Chinese companies talked about not wanting to be regarded as the latest in a series of foolish foreign investors in Hollywood. But it took the intervention of Chinese President Xi Jinping to bring to an end a 3½-year acquisition frenzy which saw Dalian Wanda and other players strike deals that raised eyebrows on both sides of the Pacific.
Last week’s official declaration by Beijing ruling out investments in overseas film, entertainment and sports properties marks a resetting of the relationship between Chinese and U.S. companies in those sectors, analysts say. Call it China-Hollywood 2.0.
“They mean business this time. This is not a policy that will change right after the [Communist] Party Congress this autumn,” Alex Wong, director of asset management at Ample Capital, told Radio Television Hong Kong.
The entertainment industries in both China and the U.S. must adjust to a new reality no longer based on acquisitions and asset values. Instead, the relationship is more likely to focus on quality rather than quantity and on more genuine cooperation.
“Too much focus has been put on capital as opposed to real industry activities. But going forward, working together on content generation – by which I don’t mean co-productions, which are a very narrow slice of the pie – and distribution should be more prevalent,” says Rong Chen, president of Perfect World Pictures.
The company, which has its roots in online games, beefed up its film business from local production and distribution into a $500 million slate deal with Universal in early 2016. The pact’s purpose goes beyond capital gain, Rong said; what he wants is a seat at the table that will allow his company to learn how Hollywood works from the inside.
Although new acquisitions and investments are now out, agreements and relationships established before the Chinese government began cracking down on big-ticket deals late last year are still valid. For example, Huayi Brothers, which in 2015 provided equity and slate financing for STX Entertainment, is still looking for ways to deepen that relationship. STX executives are in Asia this week to sound out investor interest in a possible Hong Kong IPO.
“For the most part, deals signed pre-2017 will continue,” said Rance Pow, head of cinema research and investment advisory firm Artisan Gateway. He added: “There is still significant interest between Chinese-Hollywood business parties to nurture and expand collaborations and relationships.”

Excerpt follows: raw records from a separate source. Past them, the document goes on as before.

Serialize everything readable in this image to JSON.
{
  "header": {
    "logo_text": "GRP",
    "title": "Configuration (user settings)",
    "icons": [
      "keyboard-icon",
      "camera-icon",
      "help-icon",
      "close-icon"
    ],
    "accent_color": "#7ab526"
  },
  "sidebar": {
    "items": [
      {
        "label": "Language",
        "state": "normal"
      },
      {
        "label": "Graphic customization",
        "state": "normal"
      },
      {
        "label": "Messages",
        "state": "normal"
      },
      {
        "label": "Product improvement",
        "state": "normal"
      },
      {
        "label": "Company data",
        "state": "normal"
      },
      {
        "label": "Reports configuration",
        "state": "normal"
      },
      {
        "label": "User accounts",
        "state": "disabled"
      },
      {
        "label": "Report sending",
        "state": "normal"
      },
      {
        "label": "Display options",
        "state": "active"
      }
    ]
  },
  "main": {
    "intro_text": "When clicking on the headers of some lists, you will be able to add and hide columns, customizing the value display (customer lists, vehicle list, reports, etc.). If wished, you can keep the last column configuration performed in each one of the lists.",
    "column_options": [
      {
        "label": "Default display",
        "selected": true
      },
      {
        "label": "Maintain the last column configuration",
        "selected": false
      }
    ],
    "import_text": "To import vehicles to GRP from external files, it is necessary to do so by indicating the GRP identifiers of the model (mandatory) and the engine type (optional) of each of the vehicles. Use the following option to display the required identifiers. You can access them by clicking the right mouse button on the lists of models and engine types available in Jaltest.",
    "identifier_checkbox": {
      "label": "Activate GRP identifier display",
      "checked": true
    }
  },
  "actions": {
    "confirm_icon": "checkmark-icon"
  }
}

Dominic Ng, chairman of East West Bank, the financier that has played a role in most of the Hollywood-China deals, said Chinese investors in the U.S. entertainment space are more likely to become more active participants instead of just silent funders.
“Slate financing deals like Bona’s or Huayi’s did not require them to be very active participants, but things have moved on. They have built up their local infrastructure. They are much more comfortable to be one of the players in Hollywood, instead of being just a passive equity investor,” Ng said, citing Huayi’s production partnership with the Russo brothers as an example.
Conversely, Ng sees increased activity by Hollywood studios in the local Chinese market. The current performance of Chinese action thriller “Wolf Warriors II,” which has earned $760 million in China in just 25 days, is a timely reminder that the Chinese box office, after a troubling 12 months, is far from moribund.
“In the next year or two you’ll find the U.S. studios will be dramatically more active,” Ng said. “Not just pushing their distribution agenda and complaining about the 34-film quota, but saying, ‘To hell with that quota. We’re going in and making Chinese content.’”
That process is already underway through ventures such as Village Roadshow Production Asia, an offshoot of Australian and Hollywood investor Village Roadshow. The Beijing-based company initially took a low-risk approach in boarding half a dozen Chinese indie projects, but in June, it stepped up its game by merging with Perfect World’s China business to form Perfect Village Entertainment.
Lionsgate, which was one of the first North American studios to strike a Chinese slate-financing arrangement, has also co-produced two Chinese films with TIK Films, a subsidiary of Hunan TV, to be released this year.
“We have used the experience to learn more about the China market and filmmaking process,” said Wendy Reeds, Lionsgate’s EVP of international sales. She added: “We have also been in negotiations with the television team at TIK about working on local television formats adapted from Lionsgate IP.”
However, a difficult factor to predict is the state of the Beijing-Washington relationship. After a brief Mar-a-Lago bromance between Xi and U.S. President Donald Trump in April, high-level China-U.S. trade relations have instead deteriorated. The Trump administration is expected to impose restrictions on Chinese steel. Last week, it launched a probe into China’s intellectual property policies.
In July, the U.S. blocked the $419 million joint venture between Harry Sloan and Jeff Sagansky’s Global Eagle Entertainment and China’s HNA conglomerate. The U.S. government’s Committee on Foreign Investment in the U.S. cited technology security grounds – strategic mistrust – for blocking the deal.
“With its foreign currency reserves stabilizing, China may relax its controls over foreign investment. However, the future of Hollywood’s relationship with China will also largely depend on the further development of relations between China and the Trump administration,” law firm Akin Gump said in a March note to clients.